Society always celebrates the records that top the Billboard 200 album chart. Back of The Billboards is a Music Times weekly segment that looks at the opposite end: the new record that finished closest to the back of the Billboard 200 for the previous week. We hope to give a fighting chance to the bands you haven't heard of.
Week of 11/15/2013
WHO: Alex Faith
WHY?: There's a tendency to believe that Christian music doesn't have bite. This applies especially to hip-hop and metal, two genres that have continually delivered at the same volume as their secular contemporaries. 2013 has been a particularly telling year for Christian hip-hop with new albums from Lecrae and former Clipse-member No Malice having released albums both moral and forceful. Add Alex Faith's ATLast to that list.
If you ignore the lyrics and focus only on the flow and beats, this album sounds just as mean as anything released from Atlanta's more gangsta stars. Piano keys over trap-rap rattlesnake cymbals, and Faith's rapid-fire flow give the impression this is typical hip-hop fare, and that seems to be the point. "Light Up" could be an easy pot homage, but it becomes a make-the-world-better anthem. "Pull Up" temporarily befuddles, opening with the line "Every time I pull up" and a few bars on material success, but soon flips face to prove itself a mockery of conformity within the genre.

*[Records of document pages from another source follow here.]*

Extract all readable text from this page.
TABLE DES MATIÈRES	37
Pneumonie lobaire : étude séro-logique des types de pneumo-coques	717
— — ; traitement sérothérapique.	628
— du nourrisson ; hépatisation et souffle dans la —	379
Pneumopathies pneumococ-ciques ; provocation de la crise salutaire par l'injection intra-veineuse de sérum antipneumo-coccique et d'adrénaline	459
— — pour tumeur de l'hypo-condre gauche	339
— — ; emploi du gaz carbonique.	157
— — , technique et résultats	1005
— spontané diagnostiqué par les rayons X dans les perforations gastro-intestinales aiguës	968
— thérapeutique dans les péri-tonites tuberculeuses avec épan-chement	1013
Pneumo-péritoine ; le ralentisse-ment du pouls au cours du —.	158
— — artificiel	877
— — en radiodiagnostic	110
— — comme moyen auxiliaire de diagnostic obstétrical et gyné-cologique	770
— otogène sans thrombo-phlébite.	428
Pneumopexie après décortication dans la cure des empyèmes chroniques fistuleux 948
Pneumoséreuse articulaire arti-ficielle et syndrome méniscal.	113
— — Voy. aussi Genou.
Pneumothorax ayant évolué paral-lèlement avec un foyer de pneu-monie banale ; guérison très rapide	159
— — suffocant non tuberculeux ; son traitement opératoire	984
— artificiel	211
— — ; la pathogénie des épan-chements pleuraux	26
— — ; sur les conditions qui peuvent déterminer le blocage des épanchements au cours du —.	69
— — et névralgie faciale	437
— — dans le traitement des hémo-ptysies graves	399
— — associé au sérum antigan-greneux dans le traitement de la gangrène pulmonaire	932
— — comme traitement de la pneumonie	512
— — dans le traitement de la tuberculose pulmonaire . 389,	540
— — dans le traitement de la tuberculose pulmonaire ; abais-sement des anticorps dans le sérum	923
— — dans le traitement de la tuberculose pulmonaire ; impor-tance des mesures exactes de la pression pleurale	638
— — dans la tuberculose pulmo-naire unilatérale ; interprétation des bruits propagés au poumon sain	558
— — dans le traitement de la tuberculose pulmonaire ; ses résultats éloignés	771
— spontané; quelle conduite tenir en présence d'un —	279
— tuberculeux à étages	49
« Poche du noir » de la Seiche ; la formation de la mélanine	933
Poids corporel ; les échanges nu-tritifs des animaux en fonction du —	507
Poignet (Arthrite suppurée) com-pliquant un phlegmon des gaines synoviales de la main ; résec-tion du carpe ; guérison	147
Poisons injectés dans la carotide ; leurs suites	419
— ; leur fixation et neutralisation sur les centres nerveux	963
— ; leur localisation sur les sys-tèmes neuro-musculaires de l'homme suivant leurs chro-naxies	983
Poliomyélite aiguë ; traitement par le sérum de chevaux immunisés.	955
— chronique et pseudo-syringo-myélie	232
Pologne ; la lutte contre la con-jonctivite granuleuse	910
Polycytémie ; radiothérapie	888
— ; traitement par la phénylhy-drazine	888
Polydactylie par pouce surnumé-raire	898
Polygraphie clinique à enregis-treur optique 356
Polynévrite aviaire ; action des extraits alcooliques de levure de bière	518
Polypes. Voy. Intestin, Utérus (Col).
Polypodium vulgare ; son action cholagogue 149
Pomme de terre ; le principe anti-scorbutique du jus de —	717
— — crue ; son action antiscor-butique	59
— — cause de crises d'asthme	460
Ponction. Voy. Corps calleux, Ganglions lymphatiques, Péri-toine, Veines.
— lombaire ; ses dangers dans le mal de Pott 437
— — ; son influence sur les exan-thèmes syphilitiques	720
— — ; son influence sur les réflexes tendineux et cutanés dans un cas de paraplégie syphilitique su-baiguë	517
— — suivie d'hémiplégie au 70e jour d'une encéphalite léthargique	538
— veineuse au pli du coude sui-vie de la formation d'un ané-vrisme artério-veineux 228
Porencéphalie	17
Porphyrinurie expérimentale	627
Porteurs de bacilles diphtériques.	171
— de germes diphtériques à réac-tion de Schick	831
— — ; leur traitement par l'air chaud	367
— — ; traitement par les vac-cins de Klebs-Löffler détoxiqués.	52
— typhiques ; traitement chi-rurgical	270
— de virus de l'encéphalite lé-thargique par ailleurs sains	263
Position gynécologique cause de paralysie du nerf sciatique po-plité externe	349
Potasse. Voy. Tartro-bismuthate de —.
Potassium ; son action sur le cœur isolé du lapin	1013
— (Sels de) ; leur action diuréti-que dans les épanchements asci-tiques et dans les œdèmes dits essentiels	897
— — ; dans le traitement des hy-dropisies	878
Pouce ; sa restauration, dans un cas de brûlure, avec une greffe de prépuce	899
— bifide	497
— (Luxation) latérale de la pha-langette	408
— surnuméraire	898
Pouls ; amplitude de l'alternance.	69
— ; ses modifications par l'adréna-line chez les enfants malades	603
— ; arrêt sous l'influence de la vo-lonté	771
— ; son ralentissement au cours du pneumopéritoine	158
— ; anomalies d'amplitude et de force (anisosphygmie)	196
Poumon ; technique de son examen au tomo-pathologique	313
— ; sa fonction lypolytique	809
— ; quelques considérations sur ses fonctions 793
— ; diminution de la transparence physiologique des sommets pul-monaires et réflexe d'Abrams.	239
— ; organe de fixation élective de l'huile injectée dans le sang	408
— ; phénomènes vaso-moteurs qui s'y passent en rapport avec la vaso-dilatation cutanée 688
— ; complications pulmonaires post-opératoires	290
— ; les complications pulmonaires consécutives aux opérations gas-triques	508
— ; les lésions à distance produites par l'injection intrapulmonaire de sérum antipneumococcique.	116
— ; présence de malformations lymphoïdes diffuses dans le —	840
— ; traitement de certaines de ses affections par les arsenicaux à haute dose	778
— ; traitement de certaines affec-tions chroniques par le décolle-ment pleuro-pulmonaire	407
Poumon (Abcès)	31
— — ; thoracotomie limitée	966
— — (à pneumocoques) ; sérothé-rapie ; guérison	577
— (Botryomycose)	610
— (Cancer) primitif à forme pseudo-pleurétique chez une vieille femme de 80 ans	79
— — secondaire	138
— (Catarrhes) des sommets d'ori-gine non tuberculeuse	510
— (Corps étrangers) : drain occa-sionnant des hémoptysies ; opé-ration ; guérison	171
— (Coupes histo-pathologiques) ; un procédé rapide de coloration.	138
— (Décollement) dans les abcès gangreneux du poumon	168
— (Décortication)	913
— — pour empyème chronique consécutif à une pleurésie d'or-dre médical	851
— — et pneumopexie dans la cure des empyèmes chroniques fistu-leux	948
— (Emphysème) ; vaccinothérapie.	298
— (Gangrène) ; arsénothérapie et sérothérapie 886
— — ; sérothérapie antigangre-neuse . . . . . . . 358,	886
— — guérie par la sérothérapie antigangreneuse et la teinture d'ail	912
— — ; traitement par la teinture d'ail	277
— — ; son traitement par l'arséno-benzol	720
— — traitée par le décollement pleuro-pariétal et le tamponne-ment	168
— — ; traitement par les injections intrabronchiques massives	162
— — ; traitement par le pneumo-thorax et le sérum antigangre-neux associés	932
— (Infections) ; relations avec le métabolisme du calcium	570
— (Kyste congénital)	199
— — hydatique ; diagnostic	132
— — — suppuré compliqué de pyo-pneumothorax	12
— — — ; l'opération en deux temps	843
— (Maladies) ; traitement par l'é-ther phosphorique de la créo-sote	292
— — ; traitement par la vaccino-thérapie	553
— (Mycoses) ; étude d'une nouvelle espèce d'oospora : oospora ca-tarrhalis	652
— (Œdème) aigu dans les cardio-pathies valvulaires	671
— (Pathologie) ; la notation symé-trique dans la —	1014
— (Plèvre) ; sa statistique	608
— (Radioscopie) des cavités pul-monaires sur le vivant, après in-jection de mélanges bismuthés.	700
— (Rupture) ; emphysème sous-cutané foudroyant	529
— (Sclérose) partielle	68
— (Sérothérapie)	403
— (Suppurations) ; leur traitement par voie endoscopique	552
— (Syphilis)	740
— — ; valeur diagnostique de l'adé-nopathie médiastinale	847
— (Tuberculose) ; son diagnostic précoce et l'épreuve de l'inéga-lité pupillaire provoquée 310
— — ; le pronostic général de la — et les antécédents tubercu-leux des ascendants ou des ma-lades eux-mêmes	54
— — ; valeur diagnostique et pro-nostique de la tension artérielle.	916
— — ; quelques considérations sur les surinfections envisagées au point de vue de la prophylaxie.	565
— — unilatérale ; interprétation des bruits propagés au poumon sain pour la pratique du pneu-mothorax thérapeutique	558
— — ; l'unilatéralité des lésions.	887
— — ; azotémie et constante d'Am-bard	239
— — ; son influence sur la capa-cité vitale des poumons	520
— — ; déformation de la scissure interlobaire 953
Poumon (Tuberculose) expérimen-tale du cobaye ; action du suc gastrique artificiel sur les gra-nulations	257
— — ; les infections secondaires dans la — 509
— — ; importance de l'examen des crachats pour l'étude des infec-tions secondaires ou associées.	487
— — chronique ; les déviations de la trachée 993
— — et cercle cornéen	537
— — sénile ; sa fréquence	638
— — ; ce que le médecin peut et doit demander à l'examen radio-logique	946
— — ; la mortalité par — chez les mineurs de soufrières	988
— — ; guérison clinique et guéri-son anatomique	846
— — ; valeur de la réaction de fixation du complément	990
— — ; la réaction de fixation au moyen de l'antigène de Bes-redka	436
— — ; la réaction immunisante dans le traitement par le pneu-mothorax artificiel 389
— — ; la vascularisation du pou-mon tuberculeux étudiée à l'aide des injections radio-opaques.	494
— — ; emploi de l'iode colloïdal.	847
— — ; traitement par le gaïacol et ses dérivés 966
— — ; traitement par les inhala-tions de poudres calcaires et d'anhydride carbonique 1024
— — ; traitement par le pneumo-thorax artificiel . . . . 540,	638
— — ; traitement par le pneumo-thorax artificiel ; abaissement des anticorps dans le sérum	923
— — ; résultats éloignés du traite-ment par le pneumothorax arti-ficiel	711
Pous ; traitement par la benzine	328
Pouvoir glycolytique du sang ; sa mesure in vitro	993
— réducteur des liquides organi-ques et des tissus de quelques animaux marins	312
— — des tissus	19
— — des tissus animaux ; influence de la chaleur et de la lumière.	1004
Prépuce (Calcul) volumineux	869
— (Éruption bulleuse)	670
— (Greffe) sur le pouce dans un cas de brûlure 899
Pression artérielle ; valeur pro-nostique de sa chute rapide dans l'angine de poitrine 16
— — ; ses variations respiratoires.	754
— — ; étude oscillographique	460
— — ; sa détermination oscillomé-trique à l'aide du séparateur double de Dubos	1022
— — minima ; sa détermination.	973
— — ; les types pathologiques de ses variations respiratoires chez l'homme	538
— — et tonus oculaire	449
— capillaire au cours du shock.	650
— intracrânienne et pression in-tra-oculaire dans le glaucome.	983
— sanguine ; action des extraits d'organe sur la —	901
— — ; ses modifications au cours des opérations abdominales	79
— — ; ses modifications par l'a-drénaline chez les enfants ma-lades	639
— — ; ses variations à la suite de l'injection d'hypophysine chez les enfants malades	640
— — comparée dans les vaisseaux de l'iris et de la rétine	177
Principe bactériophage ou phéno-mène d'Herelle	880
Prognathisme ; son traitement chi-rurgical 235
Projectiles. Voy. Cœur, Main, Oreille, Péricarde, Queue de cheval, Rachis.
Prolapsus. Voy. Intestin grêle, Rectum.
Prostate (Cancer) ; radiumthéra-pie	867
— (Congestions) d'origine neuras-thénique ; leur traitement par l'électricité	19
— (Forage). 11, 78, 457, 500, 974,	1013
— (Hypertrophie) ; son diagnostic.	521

We wouldn't go as far as to consider ATLast a concept album, but the rapper cleary had a plan with the tracklist, carefully drawing invisible lines between songs on the different halves of the record. "ATFirst" obviously connects to the titular closing track, and "Holding Me Down" previews "Letting Me Go," a song a few tracks down the line.
Christian rap can be a tough sell, but even Faith's most straightforward raps about his personal faith are skillfully executed to deserve recognition, even from nonbelievers.